BCAT enzymes can be used in a variety of applications. As such, they are potentially relevant for metabolic reprogramming in eukaryotic cells. Boster Bio's Gene Infographics offers more information. This site provides gene informationgraphics that cover all known human genes and mouse genes. A search bar allows users to narrow down their choices based upon the gene's location and name.
Using BCAT2 as a marker can be incredibly useful, particularly in the context of cell culture and tissue engineering. The expression levels of BCAT enzymes can be seen in the protein's sequence data. BCAT enzymes are also active when the ERG240 molecule is present. The BCAT2 indicator is being used in its most effective uses. Here are some examples of its usefulness.
The gene BCAT is a key regulator of cell proliferation and is linked to numerous cancers. It is upregulated via several signaling molecules, such as c-Myc, which is a transcription factor that regulates BCAT expression.
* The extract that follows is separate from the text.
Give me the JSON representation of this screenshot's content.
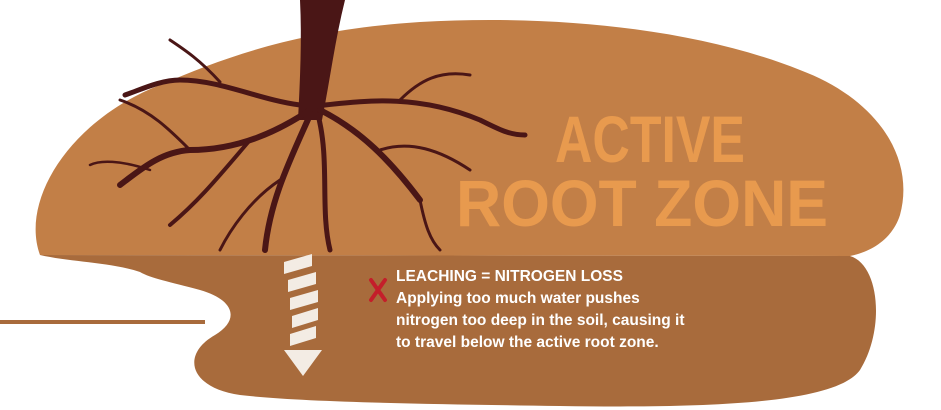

BCAT1 has been shown to be associated with many types of cancer, including breast cancer and Burkitt's lymphoma.
Researchers used western blotting as well as immunohistochemical staining in order to assess the biological significance and expression of BCAT1 in HCC tissues. In the study, BCAT1 expression was significantly higher in HCC tissues than in adjacent non-cancerous tissues. BCAT1 protein expression was also linked to c-Myc expression suggesting that this protein could be an important biomarker in HCC treatment.
The BCAT2 marker has already been identified as a biomarker of cancer. Its expression is decreased by chemotherapy drugs like sorafenib and sulfasalazine. BCAT2 expression levels were also associated with tumor grade and other ferroptosis markers. The BCAT2 marker may provide a sensitive biomarker for advanced liver cancer.
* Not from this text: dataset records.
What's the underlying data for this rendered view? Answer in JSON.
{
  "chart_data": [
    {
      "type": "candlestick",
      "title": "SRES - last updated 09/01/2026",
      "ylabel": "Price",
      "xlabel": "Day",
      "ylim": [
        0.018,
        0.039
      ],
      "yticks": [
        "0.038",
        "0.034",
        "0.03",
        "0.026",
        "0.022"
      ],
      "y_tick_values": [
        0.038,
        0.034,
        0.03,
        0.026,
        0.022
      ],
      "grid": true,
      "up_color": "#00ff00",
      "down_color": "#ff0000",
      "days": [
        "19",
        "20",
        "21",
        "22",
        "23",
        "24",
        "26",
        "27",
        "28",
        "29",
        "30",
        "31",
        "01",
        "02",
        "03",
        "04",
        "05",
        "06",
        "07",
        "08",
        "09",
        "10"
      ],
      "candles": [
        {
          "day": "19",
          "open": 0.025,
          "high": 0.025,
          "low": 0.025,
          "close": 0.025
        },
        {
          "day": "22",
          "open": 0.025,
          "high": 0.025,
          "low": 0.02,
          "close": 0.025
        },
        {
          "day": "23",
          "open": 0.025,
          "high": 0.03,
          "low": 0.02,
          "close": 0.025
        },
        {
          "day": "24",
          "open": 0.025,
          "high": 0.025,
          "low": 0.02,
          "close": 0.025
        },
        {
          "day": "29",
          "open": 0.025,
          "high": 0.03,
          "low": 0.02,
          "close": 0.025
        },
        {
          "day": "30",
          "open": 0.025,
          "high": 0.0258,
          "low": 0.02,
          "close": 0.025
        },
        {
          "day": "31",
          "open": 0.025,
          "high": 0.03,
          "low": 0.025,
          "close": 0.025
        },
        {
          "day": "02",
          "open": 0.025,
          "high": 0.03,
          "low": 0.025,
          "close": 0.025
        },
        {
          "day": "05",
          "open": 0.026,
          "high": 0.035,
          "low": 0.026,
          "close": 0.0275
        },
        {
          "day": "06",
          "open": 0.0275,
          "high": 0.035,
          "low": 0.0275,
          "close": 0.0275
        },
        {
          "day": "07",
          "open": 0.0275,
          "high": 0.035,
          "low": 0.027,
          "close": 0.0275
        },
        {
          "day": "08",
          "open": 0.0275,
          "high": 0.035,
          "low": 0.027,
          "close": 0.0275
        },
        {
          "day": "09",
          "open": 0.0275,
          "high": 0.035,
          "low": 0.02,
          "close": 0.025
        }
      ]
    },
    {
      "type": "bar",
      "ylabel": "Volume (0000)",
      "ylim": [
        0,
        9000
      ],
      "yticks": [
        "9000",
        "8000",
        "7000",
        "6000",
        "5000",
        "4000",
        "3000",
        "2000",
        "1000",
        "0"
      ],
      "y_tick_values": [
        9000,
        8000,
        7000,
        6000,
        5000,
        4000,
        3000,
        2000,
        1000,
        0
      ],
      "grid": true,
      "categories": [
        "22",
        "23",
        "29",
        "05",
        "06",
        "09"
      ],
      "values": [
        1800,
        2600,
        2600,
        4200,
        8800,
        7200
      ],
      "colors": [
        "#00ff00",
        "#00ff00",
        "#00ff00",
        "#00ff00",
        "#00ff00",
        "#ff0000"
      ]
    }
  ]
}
AICAR, a powerful AMPK inhibitor, was shown to reduce BCAT2 expression in pancreatic carcinoma cells. This effect was reversed when the inhibitor was used. Compound C, a p53 inhibitor, also suppressed BCAT2 in pancreatic cancer cell lines. Additionally, ferroptosis inhibitors inhibited BCAT2 expression while erastin led to a reduction in tumor size of 36%.
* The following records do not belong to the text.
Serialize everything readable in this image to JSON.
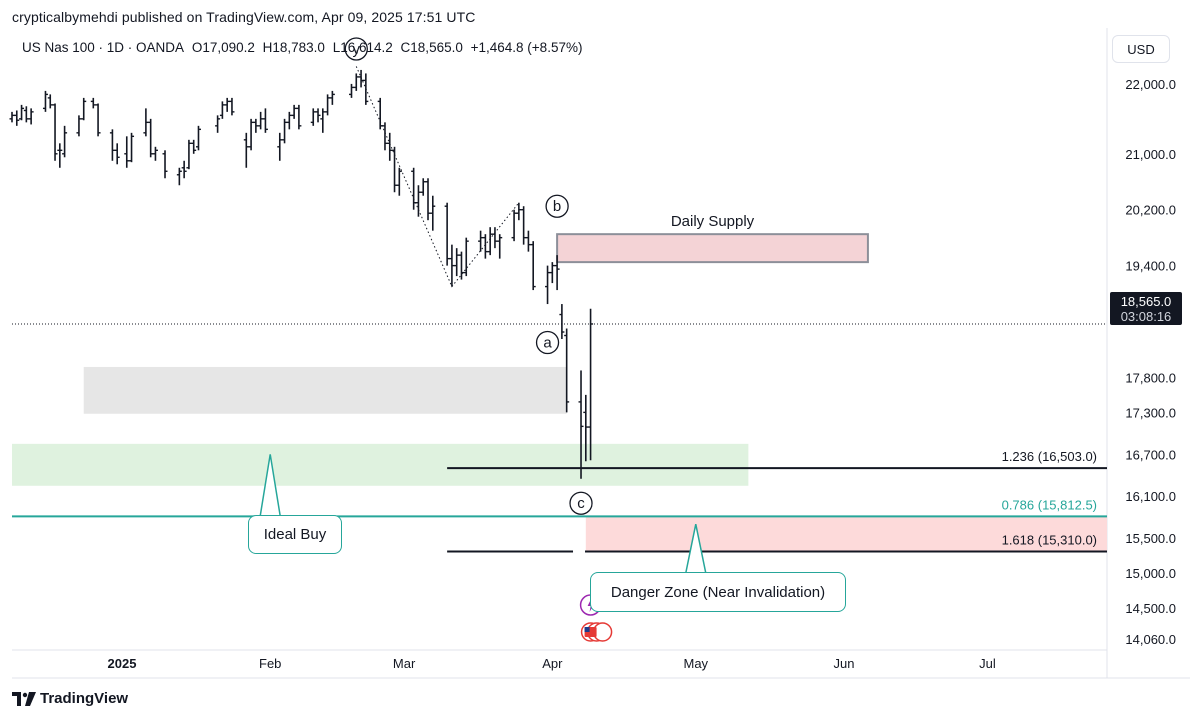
{
  "header": {
    "publisher_line": "crypticalbymehdi published on TradingView.com, Apr 09, 2025 17:51 UTC"
  },
  "legend": {
    "symbol": "US Nas 100 · 1D · OANDA",
    "open": "O17,090.2",
    "high": "H18,783.0",
    "low": "L16,614.2",
    "close": "C18,565.0",
    "change": "+1,464.8 (+8.57%)"
  },
  "currency_button": "USD",
  "price_tag": {
    "price": "18,565.0",
    "countdown": "03:08:16"
  },
  "footer": {
    "logo_text": "TradingView"
  },
  "colors": {
    "up_candle": "#131722",
    "teal": "#26a69a",
    "supply_zone": "#f4d3d6",
    "danger_zone": "#fddada",
    "ideal_buy_zone": "#dff2df",
    "grey_zone": "#e6e6e6",
    "fib_line": "#131722"
  },
  "chart_data": {
    "type": "candlestick",
    "symbol": "US Nas 100",
    "timeframe": "1D",
    "y_axis": {
      "min": 13900,
      "max": 22800,
      "tick_labels": [
        "22,000.0",
        "21,000.0",
        "20,200.0",
        "19,400.0",
        "17,800.0",
        "17,300.0",
        "16,700.0",
        "16,100.0",
        "15,500.0",
        "15,000.0",
        "14,500.0",
        "14,060.0"
      ],
      "tick_values": [
        22000,
        21000,
        20200,
        19400,
        17800,
        17300,
        16700,
        16100,
        15500,
        15000,
        14500,
        14060
      ]
    },
    "x_axis": {
      "date_range": [
        "2024-12-09",
        "2025-07-26"
      ],
      "labels": [
        {
          "text": "2025",
          "date": "2025-01-01",
          "bold": true
        },
        {
          "text": "Feb",
          "date": "2025-02-01"
        },
        {
          "text": "Mar",
          "date": "2025-03-01"
        },
        {
          "text": "Apr",
          "date": "2025-04-01"
        },
        {
          "text": "May",
          "date": "2025-05-01"
        },
        {
          "text": "Jun",
          "date": "2025-06-01"
        },
        {
          "text": "Jul",
          "date": "2025-07-01"
        }
      ]
    },
    "last_price": 18565.0,
    "candles": [
      {
        "d": "2024-12-09",
        "o": 21500,
        "h": 21600,
        "l": 21450,
        "c": 21550
      },
      {
        "d": "2024-12-10",
        "o": 21550,
        "h": 21620,
        "l": 21400,
        "c": 21480
      },
      {
        "d": "2024-12-11",
        "o": 21500,
        "h": 21700,
        "l": 21480,
        "c": 21650
      },
      {
        "d": "2024-12-12",
        "o": 21620,
        "h": 21680,
        "l": 21450,
        "c": 21500
      },
      {
        "d": "2024-12-13",
        "o": 21500,
        "h": 21650,
        "l": 21420,
        "c": 21600
      },
      {
        "d": "2024-12-16",
        "o": 21650,
        "h": 21900,
        "l": 21600,
        "c": 21850
      },
      {
        "d": "2024-12-17",
        "o": 21800,
        "h": 21850,
        "l": 21650,
        "c": 21700
      },
      {
        "d": "2024-12-18",
        "o": 21700,
        "h": 21720,
        "l": 20900,
        "c": 21000
      },
      {
        "d": "2024-12-19",
        "o": 21050,
        "h": 21150,
        "l": 20800,
        "c": 21050
      },
      {
        "d": "2024-12-20",
        "o": 21000,
        "h": 21400,
        "l": 20950,
        "c": 21300
      },
      {
        "d": "2024-12-23",
        "o": 21300,
        "h": 21550,
        "l": 21250,
        "c": 21500
      },
      {
        "d": "2024-12-24",
        "o": 21500,
        "h": 21800,
        "l": 21480,
        "c": 21750
      },
      {
        "d": "2024-12-26",
        "o": 21750,
        "h": 21800,
        "l": 21650,
        "c": 21700
      },
      {
        "d": "2024-12-27",
        "o": 21700,
        "h": 21720,
        "l": 21250,
        "c": 21300
      },
      {
        "d": "2024-12-30",
        "o": 21300,
        "h": 21350,
        "l": 20900,
        "c": 21050
      },
      {
        "d": "2024-12-31",
        "o": 21050,
        "h": 21150,
        "l": 20850,
        "c": 20950
      },
      {
        "d": "2025-01-02",
        "o": 21000,
        "h": 21250,
        "l": 20800,
        "c": 20900
      },
      {
        "d": "2025-01-03",
        "o": 20900,
        "h": 21300,
        "l": 20880,
        "c": 21250
      },
      {
        "d": "2025-01-06",
        "o": 21300,
        "h": 21650,
        "l": 21250,
        "c": 21450
      },
      {
        "d": "2025-01-07",
        "o": 21450,
        "h": 21500,
        "l": 20950,
        "c": 21000
      },
      {
        "d": "2025-01-08",
        "o": 21000,
        "h": 21100,
        "l": 20900,
        "c": 21050
      },
      {
        "d": "2025-01-10",
        "o": 21000,
        "h": 21050,
        "l": 20650,
        "c": 20750
      },
      {
        "d": "2025-01-13",
        "o": 20700,
        "h": 20800,
        "l": 20550,
        "c": 20750
      },
      {
        "d": "2025-01-14",
        "o": 20800,
        "h": 20900,
        "l": 20650,
        "c": 20750
      },
      {
        "d": "2025-01-15",
        "o": 20800,
        "h": 21200,
        "l": 20780,
        "c": 21150
      },
      {
        "d": "2025-01-16",
        "o": 21150,
        "h": 21200,
        "l": 21000,
        "c": 21050
      },
      {
        "d": "2025-01-17",
        "o": 21100,
        "h": 21400,
        "l": 21050,
        "c": 21350
      },
      {
        "d": "2025-01-21",
        "o": 21400,
        "h": 21550,
        "l": 21300,
        "c": 21500
      },
      {
        "d": "2025-01-22",
        "o": 21550,
        "h": 21750,
        "l": 21500,
        "c": 21700
      },
      {
        "d": "2025-01-23",
        "o": 21700,
        "h": 21800,
        "l": 21600,
        "c": 21750
      },
      {
        "d": "2025-01-24",
        "o": 21750,
        "h": 21800,
        "l": 21550,
        "c": 21600
      },
      {
        "d": "2025-01-27",
        "o": 21200,
        "h": 21300,
        "l": 20800,
        "c": 21100
      },
      {
        "d": "2025-01-28",
        "o": 21100,
        "h": 21500,
        "l": 21050,
        "c": 21450
      },
      {
        "d": "2025-01-29",
        "o": 21450,
        "h": 21500,
        "l": 21300,
        "c": 21400
      },
      {
        "d": "2025-01-30",
        "o": 21400,
        "h": 21600,
        "l": 21350,
        "c": 21500
      },
      {
        "d": "2025-01-31",
        "o": 21500,
        "h": 21650,
        "l": 21300,
        "c": 21350
      },
      {
        "d": "2025-02-03",
        "o": 21100,
        "h": 21300,
        "l": 20900,
        "c": 21200
      },
      {
        "d": "2025-02-04",
        "o": 21200,
        "h": 21500,
        "l": 21150,
        "c": 21450
      },
      {
        "d": "2025-02-05",
        "o": 21450,
        "h": 21600,
        "l": 21350,
        "c": 21550
      },
      {
        "d": "2025-02-06",
        "o": 21550,
        "h": 21700,
        "l": 21500,
        "c": 21650
      },
      {
        "d": "2025-02-07",
        "o": 21650,
        "h": 21700,
        "l": 21350,
        "c": 21400
      },
      {
        "d": "2025-02-10",
        "o": 21450,
        "h": 21650,
        "l": 21400,
        "c": 21600
      },
      {
        "d": "2025-02-11",
        "o": 21600,
        "h": 21650,
        "l": 21450,
        "c": 21550
      },
      {
        "d": "2025-02-12",
        "o": 21500,
        "h": 21650,
        "l": 21300,
        "c": 21600
      },
      {
        "d": "2025-02-13",
        "o": 21600,
        "h": 21850,
        "l": 21550,
        "c": 21800
      },
      {
        "d": "2025-02-14",
        "o": 21800,
        "h": 21900,
        "l": 21700,
        "c": 21850
      },
      {
        "d": "2025-02-18",
        "o": 21850,
        "h": 22000,
        "l": 21800,
        "c": 21950
      },
      {
        "d": "2025-02-19",
        "o": 21950,
        "h": 22150,
        "l": 21900,
        "c": 22100
      },
      {
        "d": "2025-02-20",
        "o": 22100,
        "h": 22200,
        "l": 21950,
        "c": 22050
      },
      {
        "d": "2025-02-21",
        "o": 22050,
        "h": 22150,
        "l": 21700,
        "c": 21750
      },
      {
        "d": "2025-02-24",
        "o": 21750,
        "h": 21800,
        "l": 21350,
        "c": 21400
      },
      {
        "d": "2025-02-25",
        "o": 21400,
        "h": 21450,
        "l": 21050,
        "c": 21150
      },
      {
        "d": "2025-02-26",
        "o": 21150,
        "h": 21300,
        "l": 20900,
        "c": 21050
      },
      {
        "d": "2025-02-27",
        "o": 21050,
        "h": 21100,
        "l": 20450,
        "c": 20550
      },
      {
        "d": "2025-02-28",
        "o": 20550,
        "h": 20800,
        "l": 20400,
        "c": 20750
      },
      {
        "d": "2025-03-03",
        "o": 20750,
        "h": 20800,
        "l": 20200,
        "c": 20300
      },
      {
        "d": "2025-03-04",
        "o": 20300,
        "h": 20550,
        "l": 20100,
        "c": 20450
      },
      {
        "d": "2025-03-05",
        "o": 20450,
        "h": 20650,
        "l": 20400,
        "c": 20600
      },
      {
        "d": "2025-03-06",
        "o": 20600,
        "h": 20650,
        "l": 20050,
        "c": 20150
      },
      {
        "d": "2025-03-07",
        "o": 20150,
        "h": 20400,
        "l": 19900,
        "c": 20250
      },
      {
        "d": "2025-03-10",
        "o": 20250,
        "h": 20300,
        "l": 19400,
        "c": 19500
      },
      {
        "d": "2025-03-11",
        "o": 19500,
        "h": 19700,
        "l": 19100,
        "c": 19400
      },
      {
        "d": "2025-03-12",
        "o": 19400,
        "h": 19650,
        "l": 19250,
        "c": 19550
      },
      {
        "d": "2025-03-13",
        "o": 19550,
        "h": 19600,
        "l": 19200,
        "c": 19300
      },
      {
        "d": "2025-03-14",
        "o": 19300,
        "h": 19800,
        "l": 19250,
        "c": 19750
      },
      {
        "d": "2025-03-17",
        "o": 19750,
        "h": 19900,
        "l": 19600,
        "c": 19800
      },
      {
        "d": "2025-03-18",
        "o": 19800,
        "h": 19850,
        "l": 19500,
        "c": 19600
      },
      {
        "d": "2025-03-19",
        "o": 19600,
        "h": 19950,
        "l": 19550,
        "c": 19850
      },
      {
        "d": "2025-03-20",
        "o": 19850,
        "h": 19950,
        "l": 19650,
        "c": 19750
      },
      {
        "d": "2025-03-21",
        "o": 19750,
        "h": 19850,
        "l": 19500,
        "c": 19800
      },
      {
        "d": "2025-03-24",
        "o": 19800,
        "h": 20200,
        "l": 19750,
        "c": 20150
      },
      {
        "d": "2025-03-25",
        "o": 20150,
        "h": 20300,
        "l": 20050,
        "c": 20200
      },
      {
        "d": "2025-03-26",
        "o": 20200,
        "h": 20250,
        "l": 19700,
        "c": 19800
      },
      {
        "d": "2025-03-27",
        "o": 19800,
        "h": 19900,
        "l": 19600,
        "c": 19700
      },
      {
        "d": "2025-03-28",
        "o": 19700,
        "h": 19750,
        "l": 19050,
        "c": 19100
      },
      {
        "d": "2025-03-31",
        "o": 19100,
        "h": 19400,
        "l": 18850,
        "c": 19300
      },
      {
        "d": "2025-04-01",
        "o": 19300,
        "h": 19450,
        "l": 19150,
        "c": 19400
      },
      {
        "d": "2025-04-02",
        "o": 19400,
        "h": 19550,
        "l": 19050,
        "c": 19350
      },
      {
        "d": "2025-04-03",
        "o": 18700,
        "h": 18850,
        "l": 18350,
        "c": 18450
      },
      {
        "d": "2025-04-04",
        "o": 18400,
        "h": 18500,
        "l": 17300,
        "c": 17450
      },
      {
        "d": "2025-04-07",
        "o": 17450,
        "h": 17900,
        "l": 16350,
        "c": 17100
      },
      {
        "d": "2025-04-08",
        "o": 17300,
        "h": 17550,
        "l": 16600,
        "c": 17090
      },
      {
        "d": "2025-04-09",
        "o": 17090.2,
        "h": 18783.0,
        "l": 16614.2,
        "c": 18565.0
      }
    ],
    "zones": [
      {
        "label": "Daily Supply",
        "start": "2025-04-02",
        "end": "2025-06-06",
        "top": 19850,
        "bottom": 19450,
        "kind": "supply"
      },
      {
        "label": "",
        "start": "2024-12-24",
        "end": "2025-04-04",
        "top": 17950,
        "bottom": 17280,
        "kind": "grey"
      },
      {
        "label": "",
        "start": "2024-12-09",
        "end": "2025-05-12",
        "top": 16850,
        "bottom": 16250,
        "kind": "ideal_buy"
      },
      {
        "label": "",
        "start": "2025-04-08",
        "end": "2025-07-26",
        "top": 15812.5,
        "bottom": 15310,
        "kind": "danger"
      }
    ],
    "fib_levels": [
      {
        "ratio": "1.236",
        "text": "1.236 (16,503.0)",
        "value": 16503.0,
        "start": "2025-03-10",
        "color": "#131722"
      },
      {
        "ratio": "0.786",
        "text": "0.786 (15,812.5)",
        "value": 15812.5,
        "start": "2024-12-09",
        "color": "#26a69a"
      },
      {
        "ratio": "1.618",
        "text": "1.618 (15,310.0)",
        "value": 15310.0,
        "start": "2025-03-10",
        "color": "#131722",
        "gap_until": "2025-04-07"
      }
    ],
    "wave_labels": [
      {
        "text": "y",
        "date": "2025-02-19",
        "price": 22500
      },
      {
        "text": "b",
        "date": "2025-04-02",
        "price": 20250
      },
      {
        "text": "a",
        "date": "2025-03-31",
        "price": 18300
      },
      {
        "text": "c",
        "date": "2025-04-07",
        "price": 16000
      }
    ],
    "dotted_paths": [
      [
        {
          "date": "2025-02-19",
          "price": 22250
        },
        {
          "date": "2025-03-11",
          "price": 19100
        },
        {
          "date": "2025-03-25",
          "price": 20300
        }
      ]
    ],
    "callouts": [
      {
        "text": "Ideal Buy",
        "anchor_date": "2025-02-01",
        "anchor_price": 16700
      },
      {
        "text": "Danger Zone (Near Invalidation)",
        "anchor_date": "2025-05-01",
        "anchor_price": 15700
      }
    ]
  }
}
Both the cytoplasmic as well as the mitochondria of a cell are home to the BCAT2 genes. It is present in both the organelles and is essential for cellular respiration. BCAT2 enzyme activities were determined by using a mitochondria isolation kit, MITO-ISO1, from Sigma-Aldrich. Afterwards, the samples were stained with mouse rabbit-BCAT2 (Abcam, #ab95976, 1:200). The MultiSkan Spectrum allowed for the quantification of BCAT2 activities. The final results were then calculated as the average of all visual field.
The mouse's BCAT2 gene can be found in exons 1 through 4. The mutation in the mouse Bcat2 gene mRNA was homozygous. It is T/C. Bcat2 EX-1 or EX-3 are heterozygous. The mutation was found both in the parents. RTPCR amplifications of BCAT2 mRNA in human tissues yields a truncated protof of about 350 bp (WT), while the affected tissue displays a truncated protofofof of approximately 230 bp.
Several mammalian expression plasmids are available in the market. One of the most popular types is FC-324 from Fubio Company. Its cloned genetic DNA is located at Suzhou in China. The BCAT2-overexpressing BCAT2 cells were then cultured in six well plates and grew to 70%, 80%, or both. The cells were then transfected with 10nM of shRNA against BCAT2 and a negative control.
PMID: 9165094 by Bledsoe R.K., et al. Cloning of the rat and human mitochondrial branched chain aminotransferases (BCATm).
PMID: 11170829 by Than N.G., et al. Molecular cloning and characterization of placental tissue protein 18 (PP18a)/human mitochondrial branched-chain aminotransferase (BCATm) and its novel alternatively spliced PP18b variant.